It’s the definition of a tough sell. It doesn’t have a great reputation. It is not regarded as a national treasure or source of civic pride. It is associated with burdens, red tape, and the government getting in the way of the people. I write about regulation and regulators.
I declare an interest and a passion. I worked for a regulator, the General Medical Council (GMC), the UK doctors’ regulator, for over seven years. I was responsible for several of those years for the GMC’s brand and reputation, leading its strategy and communication team. I believe passionately in the value good regulation can provide. I believe that regulation done well can both keep people safe by setting and enforcing clear, minimum standards and help to drive up performance and standards to help organisations and individuals achieve excellence and new ways of working.
Recent history of failures in banking; care homes; hospitals, such as Mid Staffs; individual healthcare practitioners (including the high profile cases of criminal breast surgeon, Ian Patterson, overseas GP Daniel Ubani and prolific serial killer, Harold Shipman); the privatised water, gas and telephone utilities and others do not help the image of regulators or the regulations they police.
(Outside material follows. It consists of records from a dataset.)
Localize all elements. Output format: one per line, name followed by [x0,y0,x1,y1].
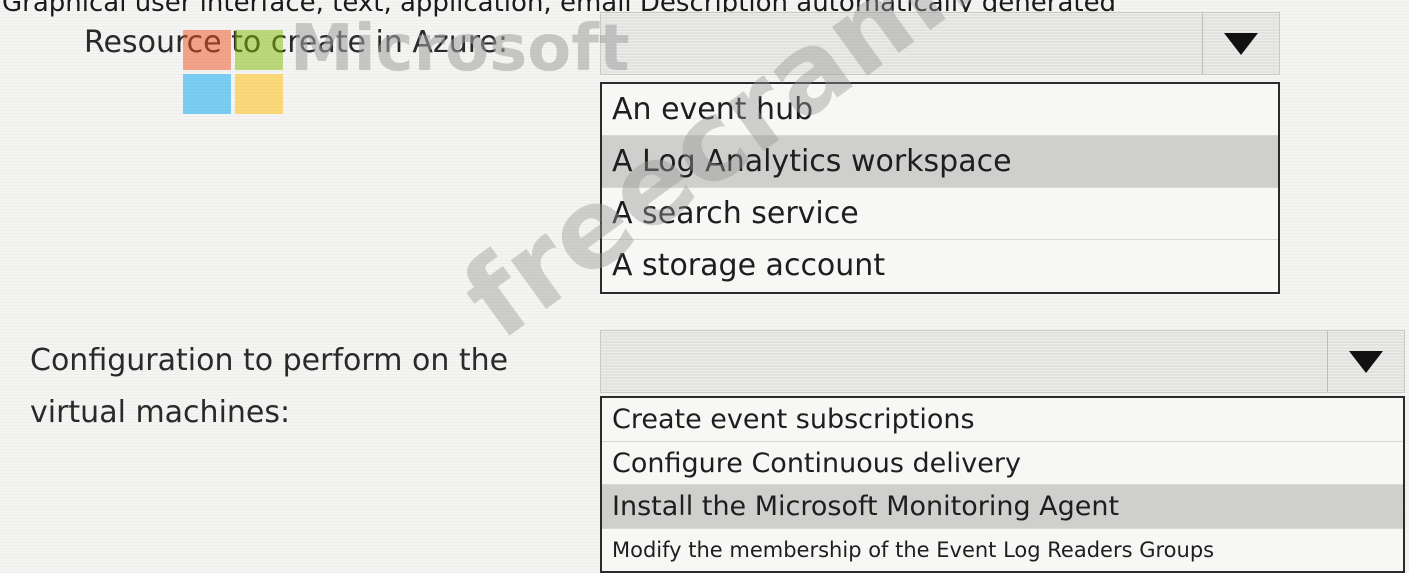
logo-square-red [183,30,231,70]
triangle-down-icon [1349,350,1383,373]
logo-square-blue [183,74,231,114]
logo-square-green [235,30,283,70]
configuration-dropdown[interactable] [600,330,1405,393]
triangle-down-icon [1224,32,1258,55]
configuration-dropdown-toggle[interactable] [1327,331,1404,392]
configuration-option-continuous-delivery[interactable]: Configure Continuous delivery [602,442,1403,485]
microsoft-logo-icon [183,30,283,114]
configuration-option-event-log-readers[interactable]: Modify the membership of the Event Log R… [602,529,1403,573]
configuration-label-line1: Configuration to perform on the [30,343,509,378]
microsoft-watermark: Microsoft [290,12,630,86]
configuration-label-line2: virtual machines: [30,395,291,430]
configuration-option-event-subscriptions[interactable]: Create event subscriptions [602,398,1403,442]
resource-option-storage-account[interactable]: A storage account [602,240,1278,292]
configuration-options-list: Create event subscriptions Configure Con… [600,396,1405,573]
configuration-option-monitoring-agent[interactable]: Install the Microsoft Monitoring Agent [602,485,1403,529]
resource-dropdown-toggle[interactable] [1202,13,1279,74]
logo-square-yellow [235,74,283,114]
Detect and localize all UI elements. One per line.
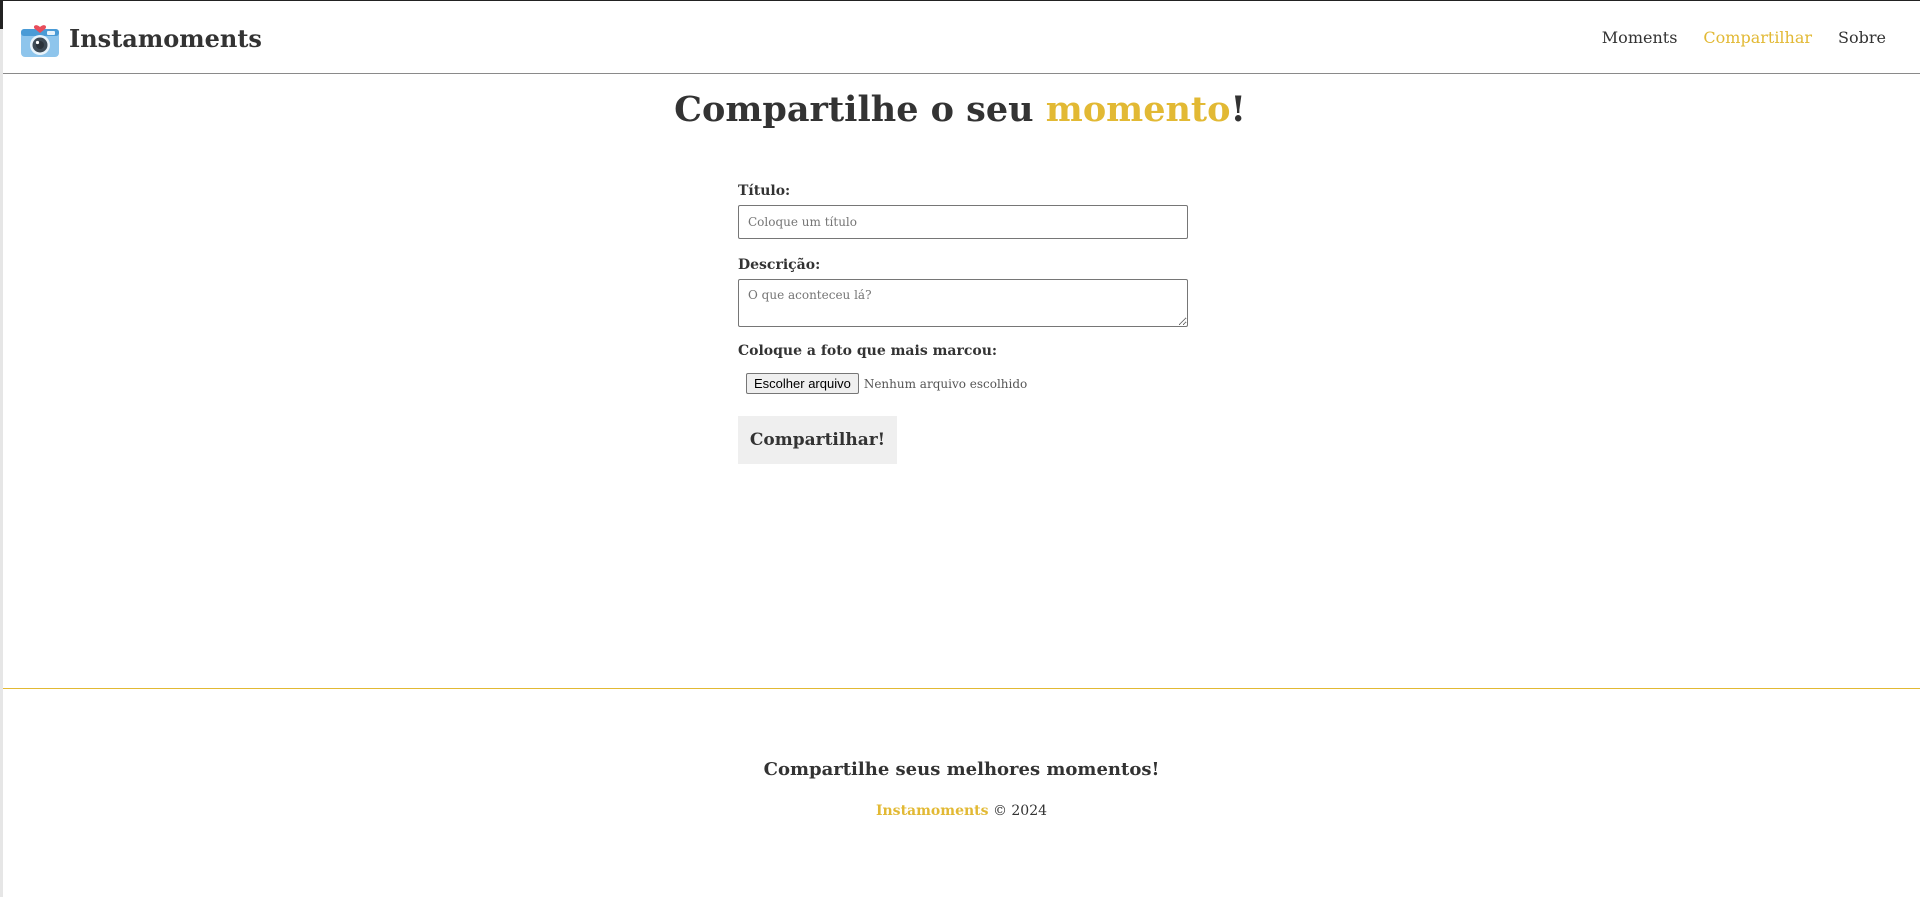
title-input[interactable] [738, 205, 1188, 239]
share-moment-form: Título: Descrição: Coloque a foto que ma… [738, 183, 1188, 464]
page-title-suffix: ! [1230, 89, 1246, 130]
nav-link-about[interactable]: Sobre [1838, 28, 1886, 47]
navbar: Instamoments Moments Compartilhar Sobre [3, 1, 1920, 74]
page: Instamoments Moments Compartilhar Sobre … [0, 0, 1920, 897]
footer-brand: Instamoments [875, 803, 989, 819]
nav-menu: Moments Compartilhar Sobre [1602, 28, 1886, 47]
footer-copyright-text: © 2024 [988, 803, 1048, 819]
share-submit-button[interactable]: Compartilhar! [738, 416, 897, 464]
file-upload: Escolher arquivo Nenhum arquivo escolhid… [746, 373, 1188, 394]
brand-link[interactable]: Instamoments [19, 17, 262, 59]
photo-label: Coloque a foto que mais marcou: [738, 343, 998, 359]
page-title-prefix: Compartilhe o seu [674, 89, 1046, 130]
brand-name: Instamoments [69, 23, 262, 53]
choose-file-button[interactable]: Escolher arquivo [746, 373, 859, 394]
camera-heart-icon [21, 25, 59, 57]
footer: Compartilhe seus melhores momentos! Inst… [3, 688, 1920, 897]
page-title: Compartilhe o seu momento! [0, 89, 1920, 130]
nav-link-moments[interactable]: Moments [1602, 28, 1678, 47]
nav-link-share[interactable]: Compartilhar [1703, 28, 1812, 47]
description-textarea[interactable] [738, 279, 1188, 327]
page-title-highlight: momento [1045, 89, 1231, 130]
description-label: Descrição: [738, 257, 821, 273]
file-status-text: Nenhum arquivo escolhido [863, 376, 1028, 391]
footer-tagline: Compartilhe seus melhores momentos! [763, 759, 1160, 780]
footer-copyright: Instamoments © 2024 [3, 803, 1920, 819]
title-label: Título: [738, 183, 791, 199]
The events of the last few days at Grenfell Tower exposed many more areas of regulation; fire safety; health and safety; housing; building; planning; the list goes on.
Sadly, the names of regulators are best known for their association with failure, loss of public confidence and high profile cases that have made it into our newspapers and onto our TV screens; CQC and the FSA to name just two organisations branded as failures by their perceived inability to stop horrendous abuse at Winterbourne View and the country sleep-walking into the 2008 banking crisis.
Every example of when the market fails the public, or do not meet public expectations in public or private sectors, leads the same questions to be asked; what happened to the regular? Did they fall asleep on the job? How did they let this happen? And the call for action always comes; something must be done.
Why do regulators – stuffed full of bright, smart, committed, dedicated people – struggle to make the case for why they are important; why they matter; how they make a positive difference to society?
There have been attempts to redefine regulation – including work done in healthcare on “right touch regulation” but it always falls into the trap of being apologetic about regulation and why it exists. It starts from the premise that regulation should be avoided and needs to be justified first as it is inherently a bad thing. It’s back footed, lack of confidence stance feels like an obvious response to decades of political messaging and public policy which focused on trying to shrink the role of the state in favour of encouraging the market; of deregulation; of getting government off the backs of the public and out of the way of business.
The Thatcherite, Blairite and Reagan neoliberal economic revolutions have dominated thinking since the 1970s, successful positioning statutory regulation as something which should only be welcomed when absolutely necessary and after other avenues – self policing, market forces and the like – have been exhausted.
What Grenfell Towers will tell us – when the public inquiry is complete – what we already know; regulation was seen as a barrier to cost cutting, efficiency and success and was either deliberately removed, worked around or only paid passing lip service to in the pursuit of other agendas. What regulators need to do – and I speak as someone who knows how hard this is having sat in a regulator’s communications hot seat – is to explain why regulation helps, not hinders our lives; how it keeps us safe and protects us from a natural human instinct to do least possible work for the maximum reward.
Regulators need to stop apologising for themselves and their work. They need to stop defending systems and powers they have been given by successive governments which restrict their ability to protect folk and help drive up standards in public services and public life and they must speak out, asking for more powers where they need it and explain the consequences of not getting them. They will say it is not as easy as that and the government – who they need for other aspects of their work -will resist such requests – but that was before Grenfell. There is a moment to be seized now – a moment where we must try to find some light from the darkness of Latimer Road. Where we must reset the debate about why proper, well-resourced, well-focused, well-respected regulation that puts people first and profits second really matters. Why regulation is not about red tape but the difference between life and death.
Regulators need to stop being defensive when things go wrong and be more honest about why they couldn’t do what was needed – in clear, simple terms. Regulators need to be proud of what they do – they are protectors of the public and powerful voices that can hold vested interests – including the government – to account.
Regulators need to embrace their independence from governments and those they regulate and remember who they exist to serve; the public. In doing that, they can provide a much-needed antidote to the ‘two out, one in’ dogmatic lunacy that pervades government, the ‘political correctness gone mad’ feeding frenzy whipped up by sections of the media and can speak up for the voiceless.
The residents of Grenfell Tower clearly didn’t have political champions; they were too poor to matter to many – to the eternal shame of this nation – but they did have regulators. Regulators who, with more confidence and pride, could have stood up and said, “stop”.
It is now the time for regulators and regulation to play its part in the renewal of public service we patently need in this country. Time to start talking not about right touch or light touch regulation but regulation for what it is and why it exists; to save lives; to keep us all safe; to stops the horrors visited on us this week. Regulators do not exist to be a burden or a barrier but to be a bulwark; a voice for us all. The time is right for them to step up and speak out.